Unless you mean something else. In which case, please share.
If we go by the usual definitions of "God" (the Supreme Person, omnipotent, omniscient, omnibenevolent, the Source of All, the One Without Whom Nothing Can Happen), then clearly, God is the one to turn to in all one's problems.
Attributing all things to a personal god can perhaps offer some consolation to the grieving and the troubled, just as running home to mommy and daddy is comforting to a child when things go bad, but as was the case when you were a child, nobody can make the bad go away. Nobody's going to miraculously (forgive the term) save you from suffering.

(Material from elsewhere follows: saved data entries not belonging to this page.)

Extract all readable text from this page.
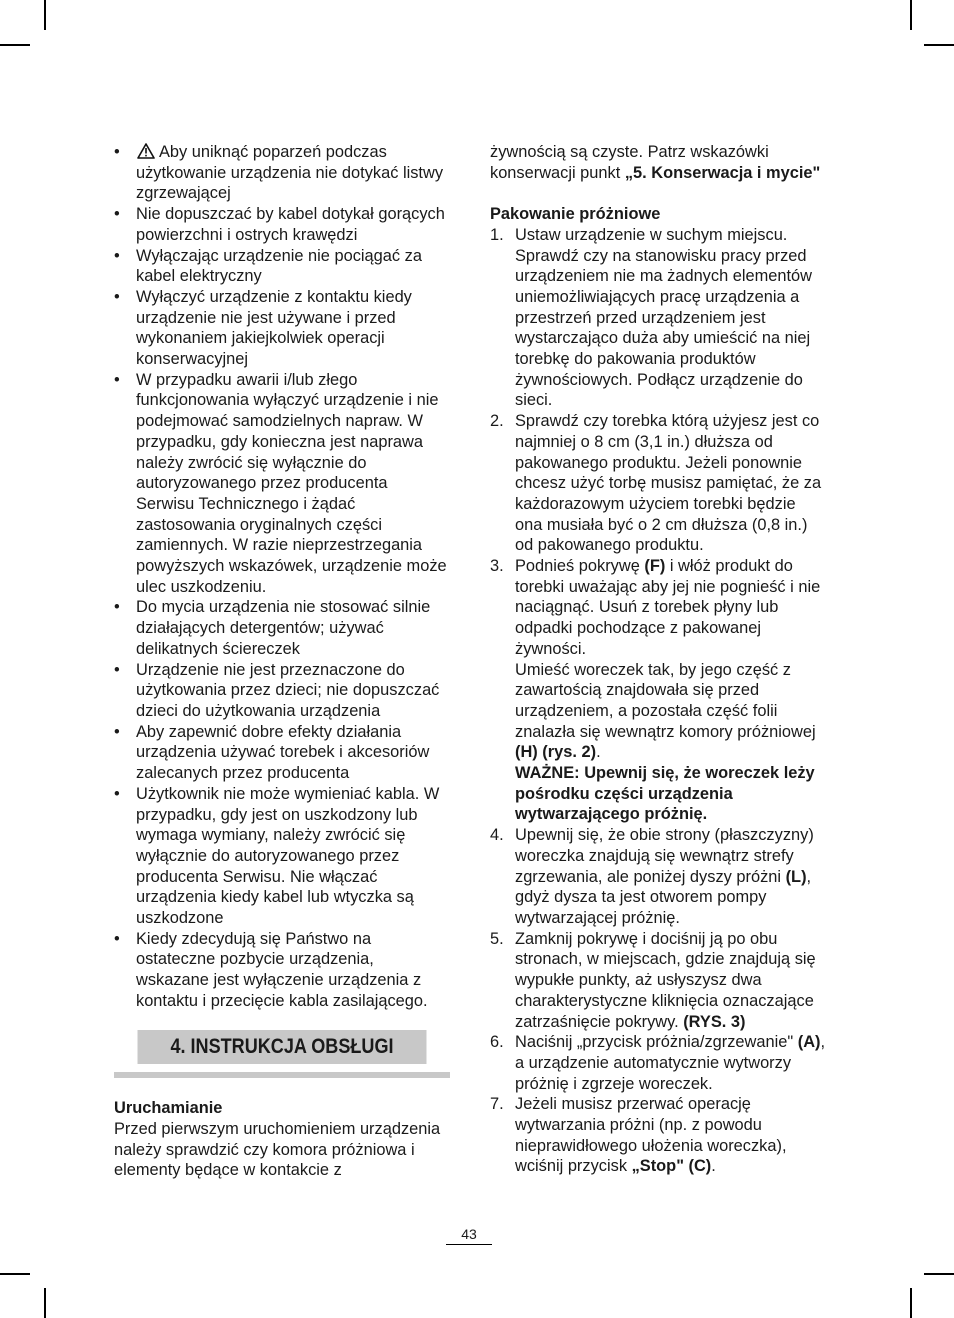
• Aby uniknąć poparzeń podczas użytkowanie urządzenia nie dotykać listwy zgrzewającej
• Nie dopuszczać by kabel dotykał gorących powierzchni i ostrych krawędzi
• Wyłączając urządzenie nie pociągać za kabel elektryczny
• Wyłączyć urządzenie z kontaktu kiedy urządzenie nie jest używane i przed wykonaniem jakiejkolwiek operacji konserwacyjnej
• W przypadku awarii i/lub złego funkcjonowania wyłączyć urządzenie i nie podejmować samodzielnych napraw. W przypadku, gdy konieczna jest naprawa należy zwrócić się wyłącznie do autoryzowanego przez producenta Serwisu Technicznego i żądać zastosowania oryginalnych części zamiennych. W razie nieprzestrzegania powyższych wskazówek, urządzenie może ulec uszkodzeniu.
• Do mycia urządzenia nie stosować silnie działających detergentów; używać delikatnych ściereczek
• Urządzenie nie jest przeznaczone do użytkowania przez dzieci; nie dopuszczać dzieci do użytkowania urządzenia
• Aby zapewnić dobre efekty działania urządzenia używać torebek i akcesoriów zalecanych przez producenta
• Użytkownik nie może wymieniać kabla. W przypadku, gdy jest on uszkodzony lub wymaga wymiany, należy zwrócić się wyłącznie do autoryzowanego przez producenta Serwisu. Nie włączać urządzenia kiedy kabel lub wtyczka są uszkodzone
• Kiedy zdecydują się Państwo na ostateczne pozbycie urządzenia, wskazane jest wyłączenie urządzenia z kontaktu i przecięcie kabla zasilającego.
4. INSTRUKCJA OBSŁUGI
Uruchamianie
Przed pierwszym uruchomieniem urządzenia należy sprawdzić czy komora próżniowa i elementy będące w kontakcie z
żywnością są czyste. Patrz wskazówki konserwacji punkt „5. Konserwacja i mycie"
Pakowanie próżniowe
1. Ustaw urządzenie w suchym miejscu. Sprawdź czy na stanowisku pracy przed urządzeniem nie ma żadnych elementów uniemożliwiających pracę urządzenia a przestrzeń przed urządzeniem jest wystarczająco duża aby umieścić na niej torebkę do pakowania produktów żywnościowych. Podłącz urządzenie do sieci.
2. Sprawdź czy torebka którą użyjesz jest co najmniej o 8 cm (3,1 in.) dłuższa od pakowanego produktu. Jeżeli ponownie chcesz użyć torbę musisz pamiętać, że za każdorazowym użyciem torebki będzie ona musiała być o 2 cm dłuższa (0,8 in.) od pakowanego produktu.
3. Podnieś pokrywę (F) i włóż produkt do torebki uważając aby jej nie pognieść i nie naciągnąć. Usuń z torebek płyny lub odpadki pochodzące z pakowanej żywności.
Umieść woreczek tak, by jego część z zawartością znajdowała się przed urządzeniem, a pozostała część folii znalazła się wewnątrz komory próżniowej (H) (rys. 2).
WAŻNE: Upewnij się, że woreczek leży pośrodku części urządzenia wytwarzającego próżnię.
4. Upewnij się, że obie strony (płaszczyzny) woreczka znajdują się wewnątrz strefy zgrzewania, ale poniżej dyszy próżni (L), gdyż dysza ta jest otworem pompy wytwarzającej próżnię.
5. Zamknij pokrywę i dociśnij ją po obu stronach, w miejscach, gdzie znajdują się wypukłe punkty, aż usłyszysz dwa charakterystyczne kliknięcia oznaczające zatrzaśnięcie pokrywy. (RYS. 3)
6. Naciśnij „przycisk próżnia/zgrzewanie" (A), a urządzenie automatycznie wytworzy próżnię i zgrzeje woreczek.
7. Jeżeli musisz przerwać operację wytwarzania próżni (np. z powodu nieprawidłowego ułożenia woreczka), wciśnij przycisk „Stop" (C).
43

There is simply a thirst for "more." It's not necessarily possible to articulate it, but it exists, as a persistent craving, a persistent sense of "not enough," a persistent desire, longing for more.
One thing I've noticed is that trying to articulate this "longing for more" is an ongoing process, on a daily basis, and one that cannot be neatly pinned down. One may come up with a formulation that seems totally definitive today, only to have it shattered the week after that, and a week later a new formulation appears in one's mind. And so on.
I wasn't asking what you think you're missing, or why you feel that way. I think we can all relate to a feeling of incompleteness. My question is why you think a belief in god is going to fill the void? How do you know it isn't simply an unhappiness with your career, or personal life? Boredom is a very real condition, and some people are more easily susceptible to it than others.
Have you tried therapy? I mean real therapy. Perhaps you can find answers there. Perhaps the biggest fallacy in all of this is that we have a god-shaped hole in our lives. Reason can be as transcendent and beautiful and meaningful as irrational belief, and the pursuit of knowledge--especially knowledge of oneself--is the noblest.